東山雲居寺(京都市)門前の男が、自然居士が雲居寺造営のため七日間の説法を行っていることを述べ、今日が結願の日であると告げます。やがて自然居士が登場し、説法を始めると、一人の少女が、小袖を供え、両親追善のために読経を願う文を持って来ます。居士はその文を開き読み上げます。そこへ二人の人商人が現れ、昨日買い取った少女がまだ戻らないので探していると言い、少女を見つけると引き立てて行きます。少女は、自分の身を売って求め得た小袖を、布施に供えたことがわかり、居士も集まった人々もその哀れさに同情の涙をもよおします。居士は仏法修行をここで捨ててでも、少女を救おうと結願目前の説法を中止し、小袖を抱えて人商人たちの後を追います。そして、大津の浜でちょうど船出しようとしている人商人たちに追いつきます。居士は、小袖を投げ返し、着物の裾を波に濡らして舟にすがりついて引き止め、少女を戻してくれるように頼みます。しかし、人商人は、一度買ったらもう戻さぬのが決まりとうそぶきます。居士は、不幸せな者を救うことができないなら、雲居寺には戻らぬ、この少女とともに陸奥国まで行こう、たとえ命を取られても舟からは降りぬと答えます。居士の気迫に押され気味の人商人は、居士なぶりに転じ、どうしても少女を返して欲しいなら、今ここであれこれ芸をやってみせろと迫ります。居士はよかろうと言って、芸尽くしを始めます。中之舞から曲舞を舞い、ササラをすり、を打って、舞に舞います。こうして、やっと人商人から少女を取り戻し、ともに都へ帰ります。

【詞章】(舞囃子の部分の抜粋です。)

黄帝の臣下に。貨狄といえる士卒あり。ある時貨狄庭上の。池の面を見渡せば.おりふし秋の末なるに。寒き嵐に散る柳の.一葉水に浮みしに。また蜘蛛という虫。これも虚空に落ちけるが.その一葉の上に乗りつつ。次第次第にささがにの.糸はかなくも柳の葉を。吹きくる風にさそわれ。汀に寄りし秋霧の。立ちくる蜘蛛の振舞。げにもと思いそめしよりたくみて舟を作れり。黄帝これに召されて。烏江を漕ぎ渡りて.蚩尤を安く亡し。おん代を治めたもう事。一万八千歳とかや。しかれば船のせんの字を。公にすすむと書きたり。さてまた天子のおん舸を。竜舸と名づけ奉り。舟を一葉という事。この御宇より始まれり。また君のご座舟を。竜頭鷁首と申すも.このみ代より起れり。

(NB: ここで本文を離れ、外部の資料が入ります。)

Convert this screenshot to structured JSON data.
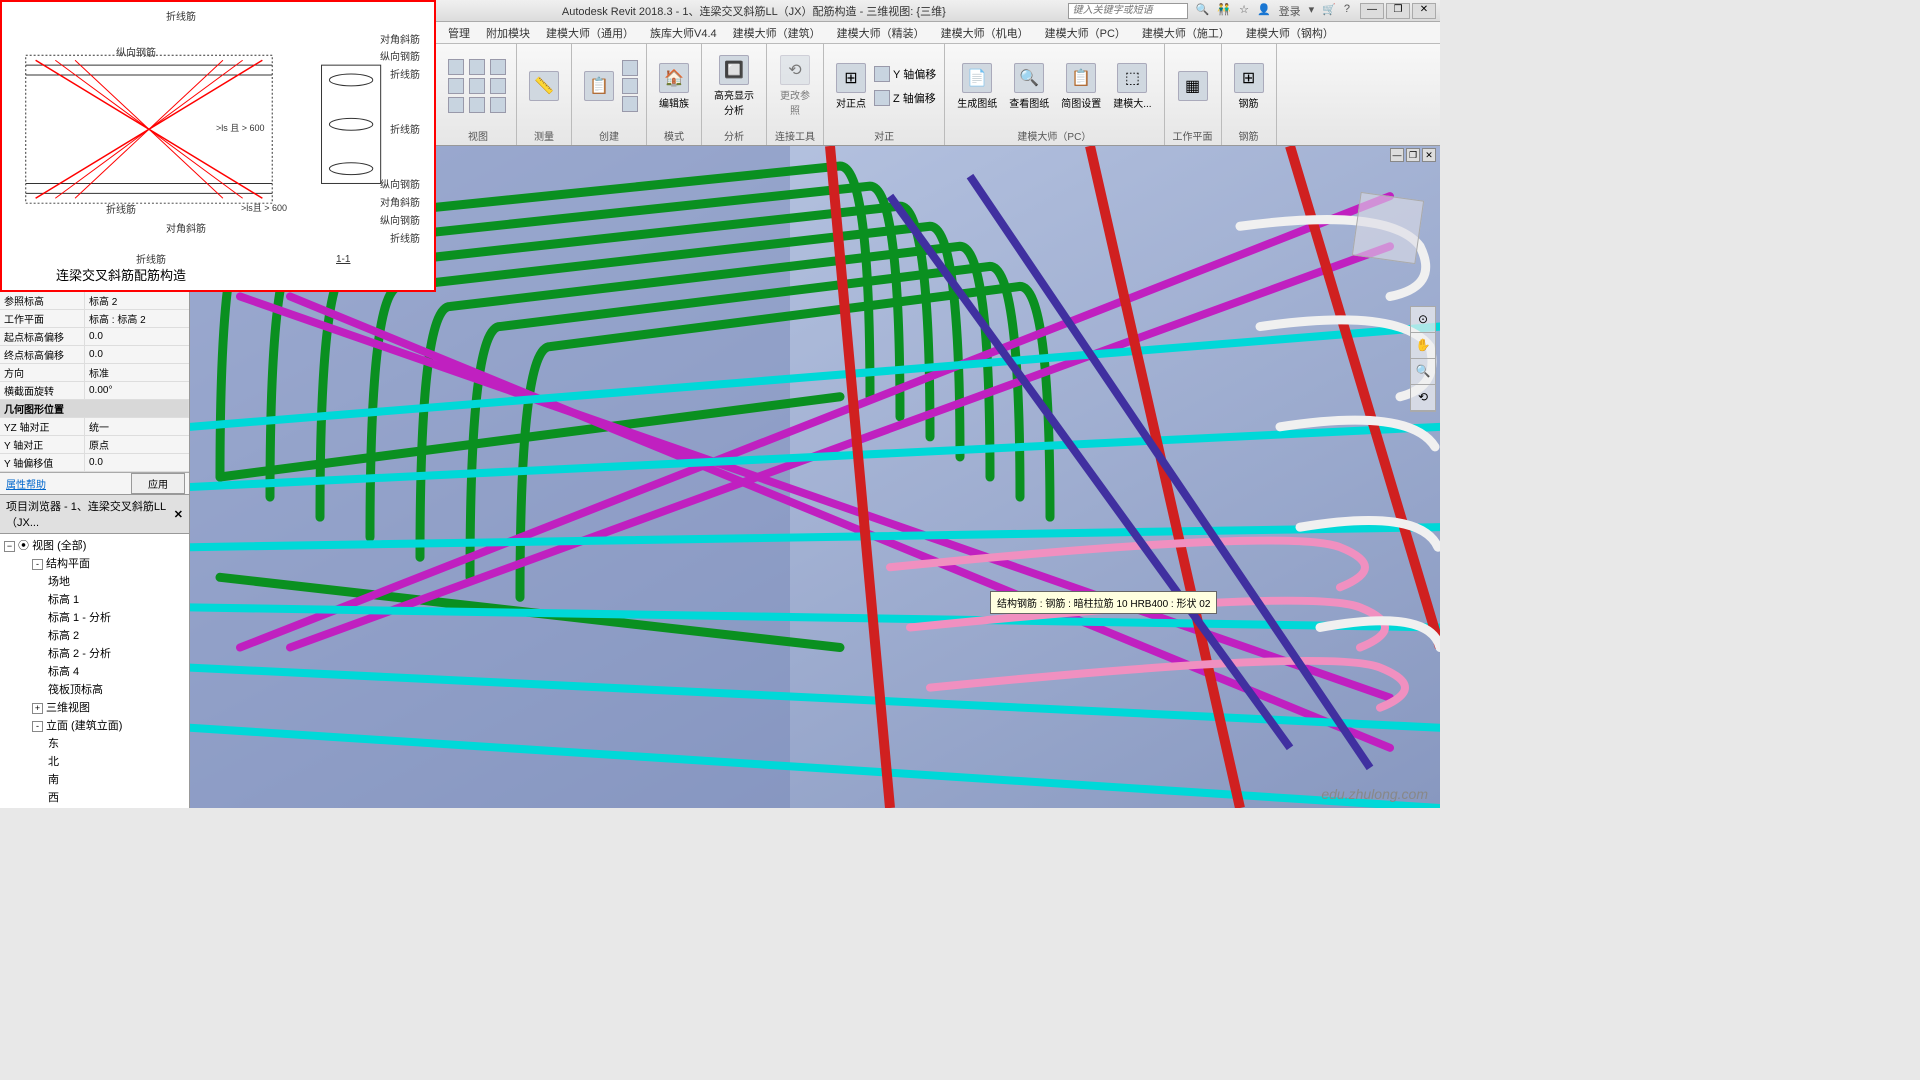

われらが舟を竜頭鷁首と祝われ祝着申して候。とてものことにささらをすっておん見せ候え。さらばささらをたまわり候え。船中の事にて候ほどにささらは持たず候。さらばこの序にささらの起りを語って聞かせ申そう。かの仏の難行苦行したまいしも。一切衆生を助けんためなり。居士もまたこの者ゆえに身を捨て骨を砕くべし。それささらの起こりを尋ぬるに。東山にある僧の。扇の上に木の葉の散りしを。数珠にて払いし音よりも。ささらという事始まりたり。そのごとくささらの子には百八の数珠。ささらの竹には扇の骨。おっとり返しこれをする。所は志賀の.浦なれば。さざ波やさざ波や。志賀唐崎の。松の上葉をさらりさらりとささらの真似を。数珠にてすれば。ささらよりなお。手をもするもの。今は助けて.たびたまえ。とてもの事に鞨鼓を打っておん見せ候え。この上はともかくもなぶられ参らせ候べし。もとより鼓は。波の音。

もとより鼓は波の音。寄せては岸を.どうどは打ち。雨雲まよう鳴神の。とどろとどろと鳴る時は。降り来る雨ははらはらはらと。小篠の竹の。ささらをすり。狂言ながらも法の道。今は菩提の岸に寄せくる。舟の内より。ていとうど打ち連れて。ともに都に.のぼりけり.ともに都にのぼりけり。